As simplistic or dismissive as that may sound, especially when coming from a cynic, I will be the first to acknowledge that the effort required to produce watches no thicker than two credit cards borders on the heroic. But, like the more spurious exploits in the Guinness Book of World Records – longest ear hair? Fastest time to eat a bowl of pasta? – the question begged is: “Why?”

When I put this to manufacturers, they admit under duress that it’s simply to prove that they can do it. That’s it. It’s got to the point that the two main rivals – Bulgari and Piaget – need qualifiers as the records they strive for seem to change hands from watch fair to watch fair. Sometime soon they will run out of categories and the honours will go beyond ‘thinnest automatic’ or ‘thinnest calendar’ to ‘thinnest watch made on a Tuesday’.

Make no mistake: producing a wristwatch under 2mm thick requires skills beyond that of programming a CNC machine to form the parts. But ultimately, the thinness fetishists also admit that devising the thinnest tourbillon or world timer or whatever is not the same as, say, creating a ‘lifetime’ lubricant or developing an absurdly extended power reserve.

This obsession with emaciated timepieces, however, is nothing new.
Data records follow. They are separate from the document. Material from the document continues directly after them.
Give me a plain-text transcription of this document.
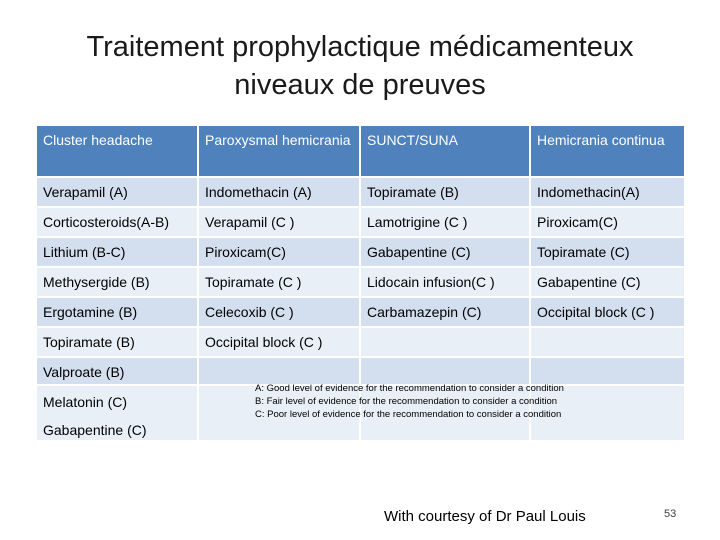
Traitement prophylactique médicamenteux
niveaux de preuves
Cluster headache	Paroxysmal hemicrania	SUNCT/SUNA	Hemicrania continua
Verapamil (A)	Indomethacin (A)	Topiramate (B)	Indomethacin(A)
Corticosteroids(A-B)	Verapamil (C )	Lamotrigine (C )	Piroxicam(C)
Lithium (B-C)	Piroxicam(C)	Gabapentine (C)	Topiramate (C)
Methysergide (B)	Topiramate (C )	Lidocain infusion(C )	Gabapentine (C)
Ergotamine (B)	Celecoxib (C )	Carbamazepin (C)	Occipital block (C )
Topiramate (B)	Occipital block (C )
Valproate (B)
Melatonin (C)
Gabapentine (C)
A: Good level of evidence for the recommendation to consider a condition
B: Fair level of evidence for the recommendation to consider a condition
C: Poor level of evidence for the recommendation to consider a condition
With courtesy of Dr Paul Louis	53
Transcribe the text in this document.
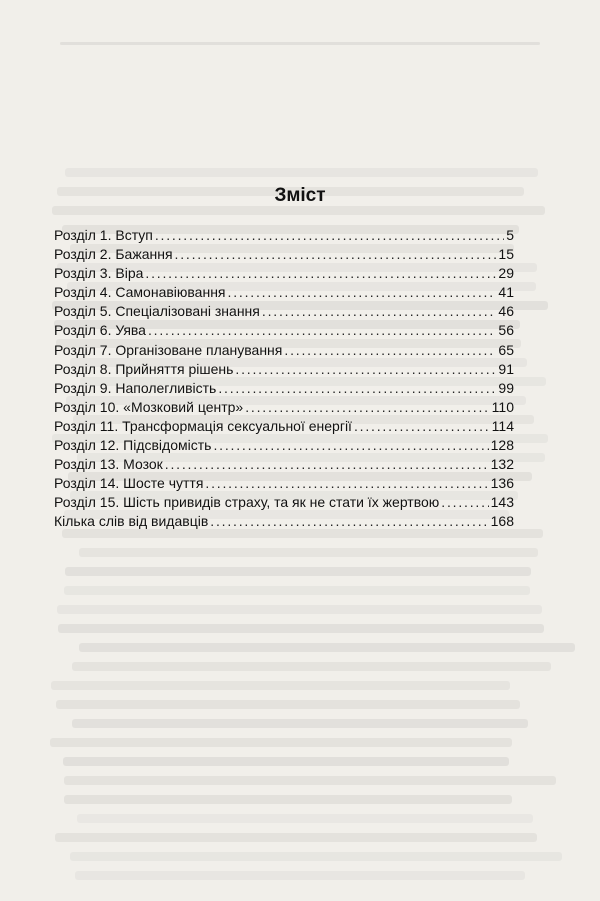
Зміст
Розділ 1. Вступ .....	5
Розділ 2. Бажання .....	15
Розділ 3. Віра .....	29
Розділ 4. Самонавіювання .....	41
Розділ 5. Спеціалізовані знання .....	46
Розділ 6. Уява .....	56
Розділ 7. Організоване планування .....	65
Розділ 8. Прийняття рішень .....	91
Розділ 9. Наполегливість .....	99
Розділ 10. «Мозковий центр» .....	110
Розділ 11. Трансформація сексуальної енергії .....	114
Розділ 12. Підсвідомість .....	128
Розділ 13. Мозок .....	132
Розділ 14. Шосте чуття .....	136
Розділ 15. Шість привидів страху, та як не стати їх жертвою .....	143
Кілька слів від видавців .....	168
During the era of pocket watches, the great makers prided themselves in reducing portable timepieces from the size and shape of a Granny Smith apple to something which actually fit into a pocket. By the time pocket watches were superseded in popularity by wristwatches, between 1900 and 1930, the more elegant models were a mere 10mm thick, while Patek Philippe produced an ultra-thin pocket watch in the 1960s which tipped the calipers at 7.4mm. (Amusingly, it was only 47mm in diameter, which describes a number of today’s more macho diving watches.)

The ultra-thin Twelve 660 is just 6.6mm deep

“Patek made a pocket watch that was 7.4mm thick”
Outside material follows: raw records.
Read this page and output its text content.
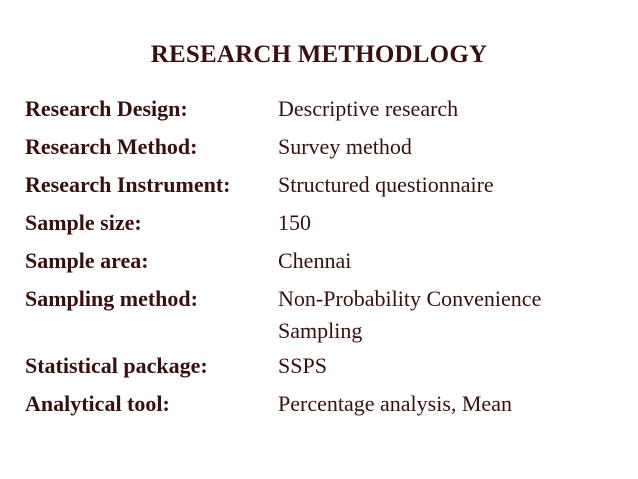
RESEARCH METHODLOGY
Research Design:	Descriptive research
Research Method:	Survey method
Research Instrument:	Structured questionnaire
Sample size:	150
Sample area:	Chennai
Sampling method:	Non-Probability Convenience
Sampling
Statistical package:	SSPS
Analytical tool:	Percentage analysis, Mean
If you’re scratching your head about the drive for thinness because your iPhone has more processing power than NASA circa-1968, it should be pointed out that the accomplishments in watch thinness apply only to mechanical watches. Electronics are so advanced that a thin film can display the time. But that doesn’t negate the miracle of the first true milestone in anorexic wristwatches, even if it was quartz-powered.

In the mid-1970s, with quartz watches from Japan kicking the guano out of the Swiss watch industry, a contest emerged as to which country could produce the thinnest timepiece. The Swiss won with the ETA-developed Delirium, the first version of which was a mere 1.98mm thick. Concord was the best-known producer, but Eterna and Longines also produced Deliriums, with prices circa $8,000 in 1979.
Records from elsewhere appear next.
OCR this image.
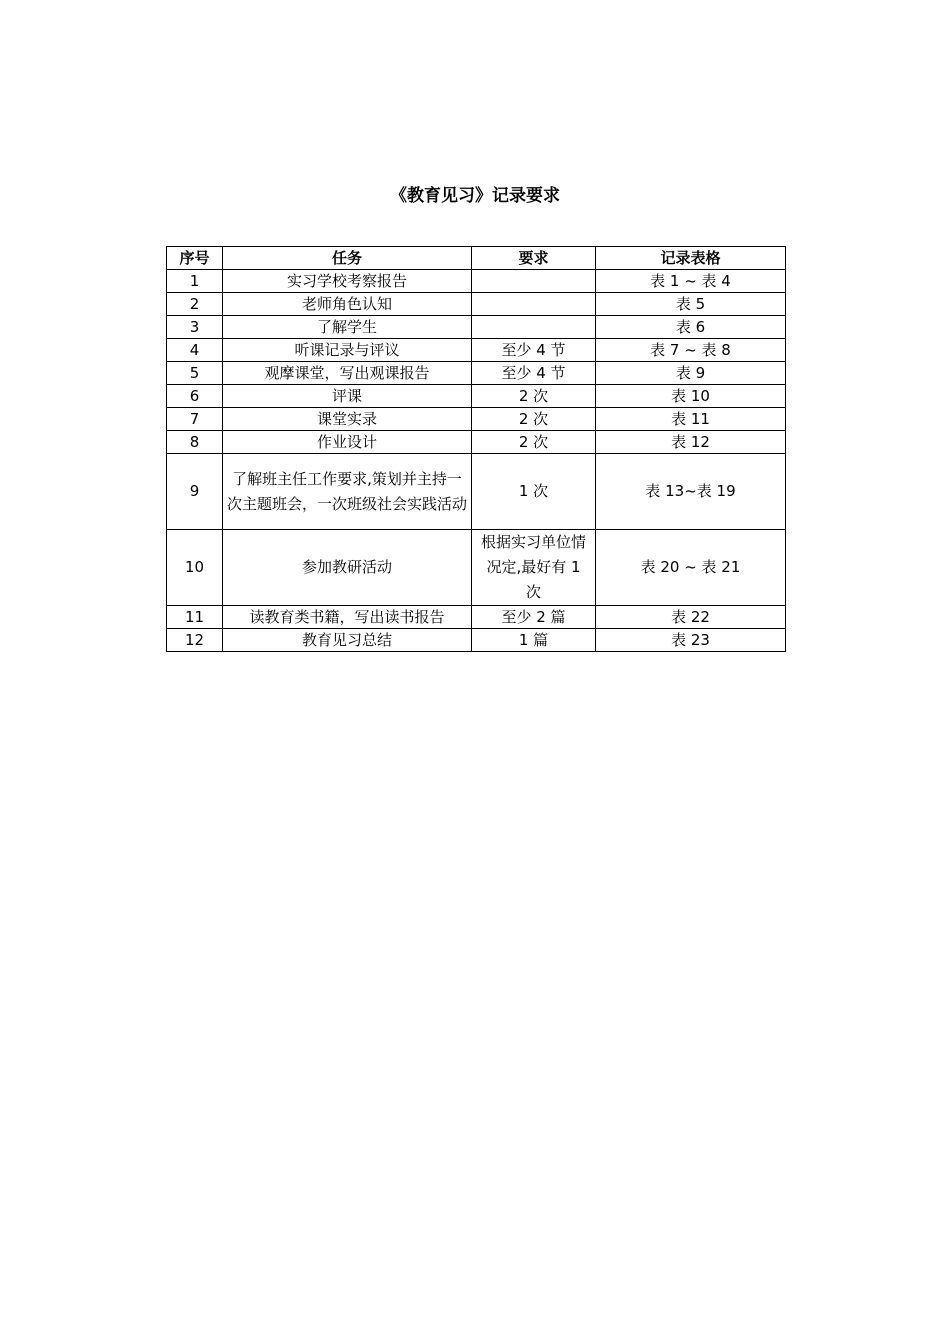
《教育见习》记录要求
序号	任务	要求	记录表格
1	实习学校考察报告		表 1 ~ 表 4
2	老师角色认知		表 5
3	了解学生		表 6
4	听课记录与评议	至少 4 节	表 7 ~ 表 8
5	观摩课堂，写出观课报告	至少 4 节	表 9
6	评课	2 次	表 10
7	课堂实录	2 次	表 11
8	作业设计	2 次	表 12
9	了解班主任工作要求,策划并主持一次主题班会，一次班级社会实践活动	1 次	表 13~表 19
10	参加教研活动	根据实习单位情况定,最好有 1 次	表 20 ~ 表 21
11	读教育类书籍，写出读书报告	至少 2 篇	表 22
12	教育见习总结	1 篇	表 23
Ultimately, the fourth incarnation would halve that dimension to 0.98mm, before someone deemed that enough was enough, the Japanese having ceded the crown to the Swiss. And at $60,000 for a thin quartz watch, it’s believed that less than 60 Delirium IVs were manufactured. To put that into context, Ferrari prices started at $35,000 in 1980. (Don't be too shocked. Every one of you can name a dozen current timepieces that cost more than a Ferrari circa-2025.)

If thin electronic watches are no challenge in the 21st century, hyper-thin mechanical timepieces remain the current willy-wagging arbiter of manufacture status. But I’m not the only one who’s baffled about it. Over the years, I’ve discussed the raisons d’être of thin watches with collectors and enthusiasts, watchmakers and, yes, manufacturers. Aside from the fact that thinner watches slip under a cuff more easily than thick ones, none could come up with any justification for chasing the ultimate in undernourished watches.

Most brands are realistic about reducing the thickness of watches, with both Tudor and Rolex shaving a fraction of a millimetre off recent releases unveiled at this year’s Watches and Wonders, while Christopher Ward’s exciting C12 Loco is on trend with its slimmer case. These are real-world watches with robust case integrity. They’re just not as bulky as their predecessors.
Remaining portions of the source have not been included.